The government wound up asking for a four-year prison term and had earlier threatened to seek more than five years. According to Lesnik's lawyer, Marc Harris, Judge Florence-Marie Cooper said at the sentencing hearing today that she was convinced that the physics expert neither transmitted nor intended to transmit the information he took home. Lesnik asserted he took the materials, some of them marked "top secret," simply to make it easier to work at home.
Harris says the prosecutor, Daniel Goodman, insisted that the government's briefs in the case were not intended to suggest that Lesnik made or planned an attempt to disclose the information.
Lesnik probably benefitted from his case being assigned to Judge Cooper, who saw first-hand the relatively lenient sentences the government agreed to in cases involving arguably far more serious breaches of the rules for handling classified information.

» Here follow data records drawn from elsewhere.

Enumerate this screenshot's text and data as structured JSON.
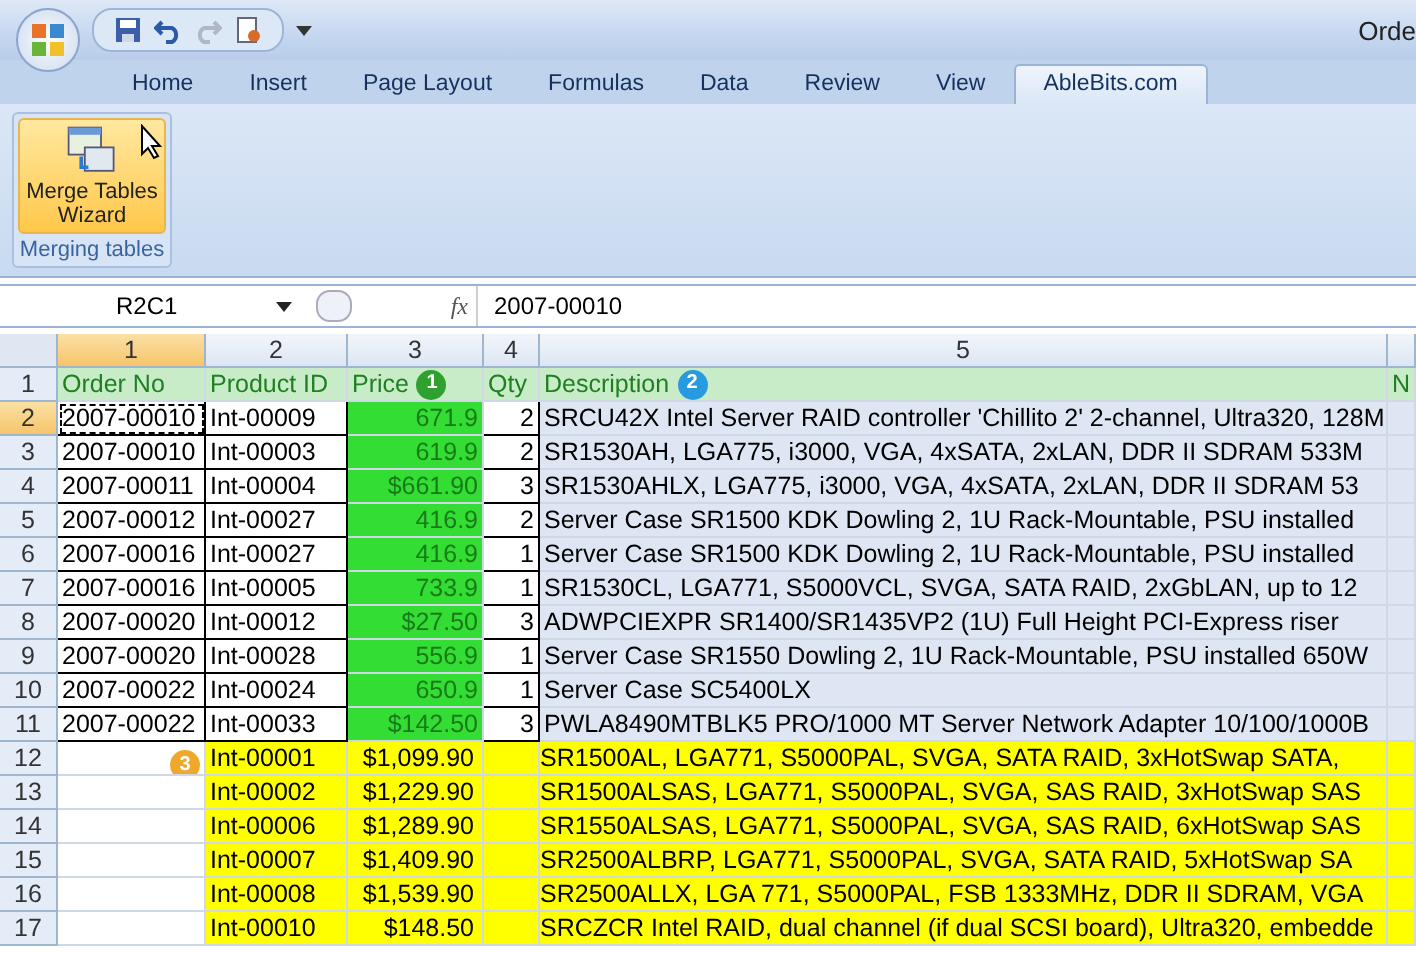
{
  "window": {
    "title": "Orde"
  },
  "ribbon_tabs": [
    {
      "label": "Home",
      "selected": false
    },
    {
      "label": "Insert",
      "selected": false
    },
    {
      "label": "Page Layout",
      "selected": false
    },
    {
      "label": "Formulas",
      "selected": false
    },
    {
      "label": "Data",
      "selected": false
    },
    {
      "label": "Review",
      "selected": false
    },
    {
      "label": "View",
      "selected": false
    },
    {
      "label": "AbleBits.com",
      "selected": true
    }
  ],
  "ribbon": {
    "button": "Merge Tables Wizard",
    "group": "Merging tables"
  },
  "formula_bar": {
    "name_box": "R2C1",
    "fx": "fx",
    "value": "2007-00010"
  },
  "columns": [
    {
      "label": "1",
      "selected": true
    },
    {
      "label": "2",
      "selected": false
    },
    {
      "label": "3",
      "selected": false
    },
    {
      "label": "4",
      "selected": false
    },
    {
      "label": "5",
      "selected": false
    }
  ],
  "header": {
    "row": "1",
    "cells": [
      "Order No",
      "Product ID",
      "Price",
      "Qty",
      "Description",
      "N"
    ]
  },
  "badges": [
    {
      "text": "1",
      "color": "#2ea12e"
    },
    {
      "text": "2",
      "color": "#2a9ae0"
    },
    {
      "text": "3",
      "color": "#f0a82a"
    }
  ],
  "rows": [
    {
      "row": "2",
      "kind": "matched",
      "selected": true,
      "cells": [
        "2007-00010",
        "Int-00009",
        "671.9",
        "2",
        "SRCU42X Intel Server RAID controller 'Chillito 2' 2-channel, Ultra320, 128M"
      ]
    },
    {
      "row": "3",
      "kind": "matched",
      "selected": false,
      "cells": [
        "2007-00010",
        "Int-00003",
        "619.9",
        "2",
        "SR1530AH, LGA775, i3000, VGA, 4xSATA, 2xLAN, DDR II SDRAM 533M"
      ]
    },
    {
      "row": "4",
      "kind": "matched",
      "selected": false,
      "cells": [
        "2007-00011",
        "Int-00004",
        "$661.90",
        "3",
        "SR1530AHLX, LGA775, i3000, VGA, 4xSATA, 2xLAN, DDR II SDRAM 53"
      ]
    },
    {
      "row": "5",
      "kind": "matched",
      "selected": false,
      "cells": [
        "2007-00012",
        "Int-00027",
        "416.9",
        "2",
        "Server Case SR1500 KDK Dowling 2, 1U Rack-Mountable, PSU installed"
      ]
    },
    {
      "row": "6",
      "kind": "matched",
      "selected": false,
      "cells": [
        "2007-00016",
        "Int-00027",
        "416.9",
        "1",
        "Server Case SR1500 KDK Dowling 2, 1U Rack-Mountable, PSU installed"
      ]
    },
    {
      "row": "7",
      "kind": "matched",
      "selected": false,
      "cells": [
        "2007-00016",
        "Int-00005",
        "733.9",
        "1",
        "SR1530CL, LGA771, S5000VCL, SVGA, SATA RAID, 2xGbLAN, up to 12"
      ]
    },
    {
      "row": "8",
      "kind": "matched",
      "selected": false,
      "cells": [
        "2007-00020",
        "Int-00012",
        "$27.50",
        "3",
        "ADWPCIEXPR SR1400/SR1435VP2 (1U) Full Height PCI-Express riser"
      ]
    },
    {
      "row": "9",
      "kind": "matched",
      "selected": false,
      "cells": [
        "2007-00020",
        "Int-00028",
        "556.9",
        "1",
        "Server Case SR1550 Dowling 2, 1U Rack-Mountable, PSU installed 650W"
      ]
    },
    {
      "row": "10",
      "kind": "matched",
      "selected": false,
      "cells": [
        "2007-00022",
        "Int-00024",
        "650.9",
        "1",
        "Server Case SC5400LX"
      ]
    },
    {
      "row": "11",
      "kind": "matched",
      "selected": false,
      "cells": [
        "2007-00022",
        "Int-00033",
        "$142.50",
        "3",
        "PWLA8490MTBLK5 PRO/1000 MT Server Network Adapter 10/100/1000B"
      ]
    },
    {
      "row": "12",
      "kind": "added",
      "selected": false,
      "cells": [
        "",
        "Int-00001",
        "$1,099.90",
        "",
        "SR1500AL, LGA771, S5000PAL, SVGA, SATA RAID, 3xHotSwap SATA,"
      ]
    },
    {
      "row": "13",
      "kind": "added",
      "selected": false,
      "cells": [
        "",
        "Int-00002",
        "$1,229.90",
        "",
        "SR1500ALSAS, LGA771, S5000PAL, SVGA, SAS RAID, 3xHotSwap SAS"
      ]
    },
    {
      "row": "14",
      "kind": "added",
      "selected": false,
      "cells": [
        "",
        "Int-00006",
        "$1,289.90",
        "",
        "SR1550ALSAS, LGA771, S5000PAL, SVGA, SAS RAID, 6xHotSwap SAS"
      ]
    },
    {
      "row": "15",
      "kind": "added",
      "selected": false,
      "cells": [
        "",
        "Int-00007",
        "$1,409.90",
        "",
        "SR2500ALBRP, LGA771, S5000PAL, SVGA, SATA RAID, 5xHotSwap SA"
      ]
    },
    {
      "row": "16",
      "kind": "added",
      "selected": false,
      "cells": [
        "",
        "Int-00008",
        "$1,539.90",
        "",
        "SR2500ALLX, LGA 771, S5000PAL, FSB 1333MHz, DDR II SDRAM, VGA"
      ]
    },
    {
      "row": "17",
      "kind": "added",
      "selected": false,
      "cells": [
        "",
        "Int-00010",
        "$148.50",
        "",
        "SRCZCR Intel RAID, dual channel (if dual SCSI board), Ultra320, embedde"
      ]
    }
  ]
}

I have in mind the cases involving senior FBI agent J.J. Smith and Katrina Leung, a longtime informant who later became a suspected double agent for China. Judge Cooper became a nightmare for the government when she dismissed the Leung case, citing a constitutional violation. That ruling led to the rather weak sentence Leung received. So, not the judge a prosecutor, especially on this kind of case, would want to draw.
Lesnik probably also benefitted from his attorneys' unusually exhaustive research into prior criminal cases involving mishandling of classified information.
I'm told press turnout for the hearing, in downtown Los Angeles, consisted of the Daily Journal legal newspaper and the City News Service, a local wire service. Apparently the Los Angeles Times, whose parent company filed for Chapter 11 bankruptcy today, couldn't be bothered to show up, nor could the national wire services or the national newspapers (if any still lay claim to that title).